With active learning, the LSTM model, when combined with active learning, achieved performance analogous to the baseline using considerably fewer labeled samples. On the Hunger Station dataset, the LSTM reached 93% accuracy using only 450 GPT-4o-labeled samples, compared to the original 2700 manually labeled instances.

• Human vs. LLM Annotation: In most settings, LLM-assisted annotation not only reduced human effort but also preserved, or in some instances, enhanced, model accuracy across datasets like MASAC, reaching 82% accuracy with half the labeled samples required by conventional methods.

Implications and Future Directions

The findings highlight the viability of integrating LLMs with active learning frameworks in under-resourced linguistic contexts. Practically, this approach reduces manual labor and speeds up data annotation processes.
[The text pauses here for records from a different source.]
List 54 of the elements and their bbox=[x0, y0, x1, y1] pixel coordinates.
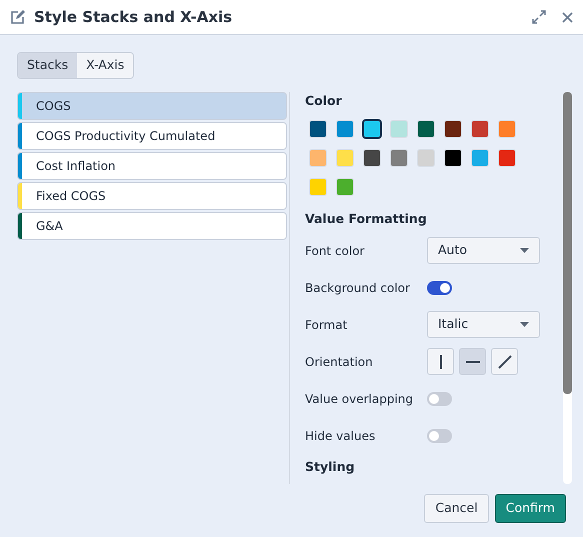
color-swatch[interactable] bbox=[498, 148, 516, 166]
field-label: Orientation bbox=[305, 354, 374, 371]
edit-icon bbox=[10, 9, 26, 25]
stack-item[interactable]: G&A bbox=[17, 212, 287, 240]
section-heading: Color bbox=[305, 92, 343, 110]
color-swatch[interactable] bbox=[444, 148, 462, 166]
stack-item[interactable]: COGS bbox=[17, 92, 287, 120]
color-swatch[interactable] bbox=[390, 148, 408, 166]
field-label: Hide values bbox=[305, 428, 376, 445]
caret-icon bbox=[520, 248, 529, 254]
close-icon[interactable] bbox=[562, 12, 573, 22]
toggle-switch[interactable] bbox=[427, 392, 452, 406]
horizontal-line-icon bbox=[466, 360, 480, 363]
orientation-button[interactable] bbox=[459, 348, 486, 376]
toggle-switch[interactable] bbox=[427, 280, 452, 295]
vertical-line-icon bbox=[440, 354, 442, 369]
color-swatch[interactable] bbox=[336, 178, 354, 196]
cancel-button[interactable]: Cancel bbox=[424, 494, 489, 522]
field-label: Font color bbox=[305, 242, 366, 260]
orientation-button[interactable] bbox=[491, 348, 518, 376]
caret-icon bbox=[520, 322, 529, 328]
dropdown[interactable]: Italic bbox=[427, 311, 540, 338]
color-swatch[interactable] bbox=[390, 120, 408, 138]
stack-item[interactable]: COGS Productivity Cumulated bbox=[17, 122, 287, 150]
field-label: Format bbox=[305, 316, 348, 334]
section-heading: Value Formatting bbox=[305, 210, 428, 228]
section-heading: Styling bbox=[305, 458, 356, 476]
color-swatch[interactable] bbox=[309, 148, 327, 166]
tab[interactable]: Stacks bbox=[18, 53, 78, 78]
color-swatch[interactable] bbox=[444, 120, 462, 138]
color-swatch[interactable] bbox=[309, 120, 327, 138]
scrollbar-thumb[interactable] bbox=[563, 92, 572, 394]
stack-item[interactable]: Cost Inflation bbox=[17, 152, 287, 180]
field-label: Value overlapping bbox=[305, 390, 414, 408]
orientation-button[interactable] bbox=[427, 348, 454, 376]
confirm-button[interactable]: Confirm bbox=[494, 494, 566, 522]
tab[interactable]: X-Axis bbox=[77, 53, 134, 78]
color-swatch[interactable] bbox=[498, 120, 516, 138]
color-swatch[interactable] bbox=[336, 148, 354, 166]
expand-icon[interactable] bbox=[532, 10, 546, 24]
color-swatch[interactable] bbox=[471, 120, 489, 138]
diagonal-line-icon bbox=[498, 354, 512, 369]
color-swatch[interactable] bbox=[417, 120, 435, 138]
dropdown[interactable]: Auto bbox=[427, 237, 540, 264]
color-swatch[interactable] bbox=[417, 148, 435, 166]
color-swatch[interactable] bbox=[471, 148, 489, 166]
color-swatch[interactable] bbox=[363, 148, 381, 166]
window-title: Style Stacks and X-Axis bbox=[34, 6, 232, 28]
color-swatch[interactable] bbox=[309, 178, 327, 196]
field-label: Background color bbox=[305, 280, 411, 297]
color-swatch[interactable] bbox=[336, 120, 354, 138]
stack-item[interactable]: Fixed COGS bbox=[17, 182, 287, 210]
color-swatch[interactable] bbox=[363, 120, 381, 138]
toggle-switch[interactable] bbox=[427, 428, 452, 443]
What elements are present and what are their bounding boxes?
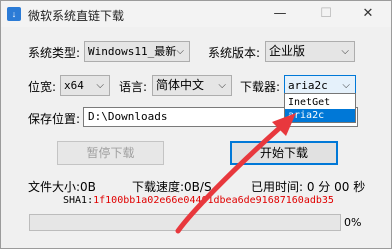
language-value: 简体中文: [156, 78, 205, 92]
pause-download-button[interactable]: 暂停下载: [57, 141, 164, 165]
elapsed-time-text: 已用时间: 0 分 00 秒: [251, 180, 366, 194]
language-select[interactable]: 简体中文 ⌵: [152, 75, 232, 96]
system-type-label: 系统类型:: [28, 46, 81, 60]
main-window: ↓ 微软系统直链下载 — ☐ ✕ 系统类型: Windows11_最新 ⌵ 系统…: [0, 0, 392, 249]
sha1-label: SHA1:: [63, 195, 94, 206]
start-download-button[interactable]: 开始下载: [230, 141, 338, 165]
maximize-icon[interactable]: ☐: [303, 1, 349, 27]
arch-label: 位宽:: [28, 80, 57, 94]
dropdown-option-inetget[interactable]: InetGet: [285, 96, 355, 109]
chevron-down-icon: ⌵: [176, 46, 184, 57]
arch-select[interactable]: x64 ⌵: [60, 75, 110, 96]
title-bar[interactable]: ↓ 微软系统直链下载 — ☐ ✕: [1, 1, 391, 27]
download-speed-text: 下载速度:0B/S: [132, 180, 212, 194]
dropdown-option-aria2c[interactable]: aria2c: [285, 109, 355, 122]
arch-value: x64: [64, 79, 84, 92]
downloader-label: 下载器:: [240, 80, 281, 94]
sha1-line: SHA1:1f100bb1a02e66e04401dbea6de91687160…: [63, 195, 334, 206]
close-icon[interactable]: ✕: [345, 1, 391, 27]
window-title: 微软系统直链下载: [28, 9, 125, 23]
system-version-label: 系统版本:: [208, 46, 261, 60]
progress-percent-text: 0%: [344, 216, 362, 229]
minimize-icon[interactable]: —: [257, 1, 303, 27]
file-size-text: 文件大小:0B: [28, 180, 96, 194]
save-path-label: 保存位置:: [28, 112, 81, 126]
downloader-value: aria2c: [288, 79, 328, 92]
downloader-dropdown: InetGet aria2c: [284, 93, 356, 123]
chevron-down-icon: ⌵: [218, 80, 226, 91]
chevron-down-icon: ⌵: [341, 46, 349, 57]
chevron-down-icon: ⌵: [96, 80, 104, 91]
app-icon: ↓: [7, 7, 21, 21]
progress-bar: [29, 214, 341, 231]
language-label: 语言:: [119, 80, 148, 94]
system-version-value: 企业版: [269, 44, 306, 58]
system-type-value: Windows11_最新: [88, 45, 177, 58]
system-type-select[interactable]: Windows11_最新 ⌵: [84, 41, 190, 62]
system-version-select[interactable]: 企业版 ⌵: [265, 41, 355, 62]
sha1-value: 1f100bb1a02e66e04401dbea6de91687160adb35: [93, 195, 334, 206]
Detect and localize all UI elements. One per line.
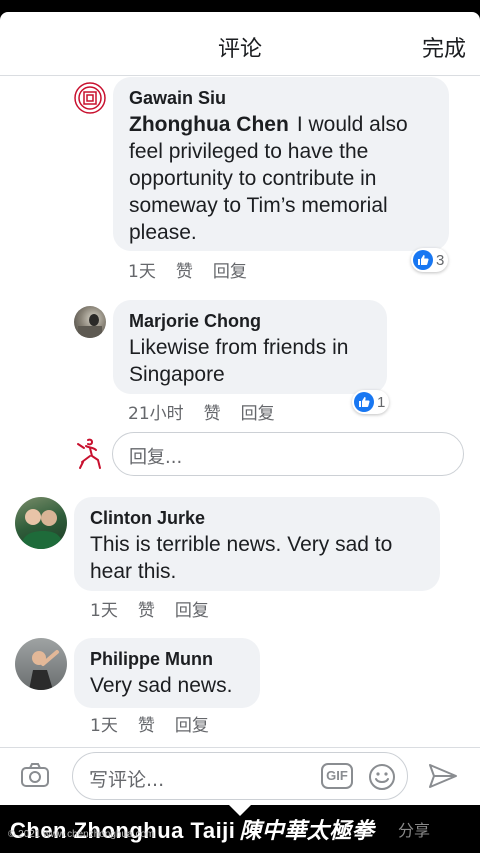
reaction-badge[interactable]: 1 [352,390,390,414]
comment-time: 1天 [90,601,118,621]
share-button[interactable]: 分享 [398,817,430,841]
avatar-photo [21,509,63,549]
comment-bubble: Clinton Jurke This is terrible news. Ver… [74,497,440,591]
sheet-caret [229,805,251,816]
comment-time: 1天 [128,262,156,282]
send-icon[interactable] [428,762,458,795]
comment-input[interactable]: 写评论... GIF [72,752,408,800]
avatar-photo [29,650,59,690]
reply-button[interactable]: 回复 [175,601,209,621]
composer-bar: 写评论... GIF [0,747,480,805]
gif-button[interactable]: GIF [321,763,353,789]
reaction-count: 1 [377,393,386,411]
emoji-icon[interactable] [367,762,397,797]
comment-author[interactable]: Clinton Jurke [90,507,424,529]
camera-icon[interactable] [20,762,50,793]
avatar[interactable] [74,82,106,114]
reply-button[interactable]: 回复 [213,262,247,282]
comment-actions: 1天赞回复 [90,596,229,621]
comment-time: 1天 [90,716,118,736]
watermark-title-cn: 陳中華太極拳 [239,818,375,844]
like-button[interactable]: 赞 [204,404,221,424]
comment-author[interactable]: Philippe Munn [90,648,244,670]
comment-actions: 1天赞回复 [90,711,229,736]
done-button[interactable]: 完成 [422,31,466,63]
comment-text: Zhonghua Chen I would also feel privilege… [129,111,433,246]
comment-bubble: Gawain Siu Zhonghua Chen I would also fee… [113,77,449,251]
avatar[interactable] [15,497,67,549]
comment-author[interactable]: Gawain Siu [129,87,433,109]
comment-actions: 1天赞回复 [128,257,267,282]
page-avatar [74,436,106,472]
avatar[interactable] [15,638,67,690]
like-icon [354,392,374,412]
like-icon [413,250,433,270]
comment-bubble: Philippe Munn Very sad news. [74,638,260,708]
comment-author[interactable]: Marjorie Chong [129,310,371,332]
page-logo-icon [74,82,106,114]
comment-text: Likewise from friends in Singapore [129,336,349,386]
avatar-photo [78,314,102,338]
avatar[interactable] [74,306,106,338]
reaction-count: 3 [436,251,445,269]
reply-input[interactable]: 回复... [112,432,464,476]
comment-bubble: Marjorie Chong Likewise from friends in … [113,300,387,394]
comments-sheet: 评论 完成 Gawain Siu Zhonghua Chen I would al… [0,12,480,805]
comment-text: Very sad news. [90,674,233,697]
like-button[interactable]: 赞 [138,601,155,621]
like-button[interactable]: 赞 [138,716,155,736]
watermark-subtitle: © 2021 www.chenzhonghua.com [8,829,155,840]
comment-input-placeholder: 写评论... [89,769,165,791]
comment-time: 21小时 [128,404,184,424]
reaction-badge[interactable]: 3 [411,248,449,272]
mention-link[interactable]: Zhonghua Chen [129,113,289,136]
comment-text: This is terrible news. Very sad to hear … [90,533,393,583]
taiji-figure-icon [77,438,101,469]
reply-button[interactable]: 回复 [175,716,209,736]
like-button[interactable]: 赞 [176,262,193,282]
header-bar: 评论 完成 [0,12,480,76]
reply-button[interactable]: 回复 [241,404,275,424]
comment-actions: 21小时赞回复 [128,399,295,424]
page-title: 评论 [217,37,262,62]
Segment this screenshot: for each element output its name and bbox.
Theoretically, it opens avenues for refining active learning strategies, such as incorporating advanced uncertainty quantification or exploring cross-dataset generalization capabilities.

Looking forward, potential research could explore domain-specific pre-training of LLMs to adapt better to Arabic linguistic nuances or expand datasets to include more dialectal variety, thus enhancing generalizable sentiment models.

Conclusion

This research advances Arabic sentiment analysis by innovatively combining active learning with LLM-driven annotations, demonstrating substantial improvements in labeling efficiency and model performance. Such advancements promise broader applicability in NLP tasks, setting a compelling precedent for integrating automation within linguistically diverse and resource-constrained environments.